Map showing usage areas of various game content rating systems around the globe.

In response to concerns about video games, governments around the globe have enacted or attempted to enact legislation regulating, prohibiting, or outright banning video games. Similarly, support for video game and media regulation has been linked to moral panic. To that end, different game content rating systems have been introduced across the globe.

A video game content rating system is a system used for the classification of video games into suitability-related groups. Most of these systems are associated with and/or sponsored by a government, and are sometimes part of the local motion picture rating system. Video game content rating systems can be used as the basis for laws that cover the sales of video games to minors, such as in Australia. Rating checking and approval is part of the game localization when they are being prepared for their distribution in other countries or locales.
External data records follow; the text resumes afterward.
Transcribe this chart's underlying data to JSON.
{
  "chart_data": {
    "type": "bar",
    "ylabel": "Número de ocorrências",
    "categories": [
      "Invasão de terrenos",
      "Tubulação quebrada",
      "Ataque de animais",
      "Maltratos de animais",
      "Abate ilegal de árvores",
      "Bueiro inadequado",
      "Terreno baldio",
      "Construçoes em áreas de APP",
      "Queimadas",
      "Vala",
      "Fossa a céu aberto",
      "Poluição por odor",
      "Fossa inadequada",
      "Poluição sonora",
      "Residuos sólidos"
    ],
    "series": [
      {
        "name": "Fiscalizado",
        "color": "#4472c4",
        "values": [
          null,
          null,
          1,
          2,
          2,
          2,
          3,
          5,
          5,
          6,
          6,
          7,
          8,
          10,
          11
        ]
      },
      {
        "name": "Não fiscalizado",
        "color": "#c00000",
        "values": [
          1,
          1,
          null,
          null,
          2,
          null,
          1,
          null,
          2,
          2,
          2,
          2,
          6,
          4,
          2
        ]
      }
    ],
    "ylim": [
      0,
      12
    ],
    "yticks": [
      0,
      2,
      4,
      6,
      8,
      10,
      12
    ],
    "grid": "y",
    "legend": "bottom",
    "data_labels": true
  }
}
Voluntary rating systems adopted by the video game industry, such as the ESRB rating system in the United States and Canada, as well as the PEGI rating system in Europe, are aimed at informing parents about the types of games their children are playing (or are asking to play). Certain game publishers’ decision to have controversial games rated seems to show that they are not targeted at young children. They are rated by the ESRB as "Mature" (M) or "Adults Only" (AO) in the US, or given BBFC ratings of 15 or 18 in the UK. The packaging notes that these games should not be sold to children. In the US, ESRB ratings are not legally binding, but many retailers take it upon themselves to refuse the sale of these games to minors. In the UK, the BBFC ratings are backed up by law, so it is actually illegal to sell the game to anyone under the indicated age, and many UK retailers go beyond that and also enforce the PEGI ratings, which are not backed up by law. No video game console manufacturer has yet to allow any game to be published in North America with the harshest ESRB rating, "Adults Only", signaling that the game is only appropriate for ages 18 years and up.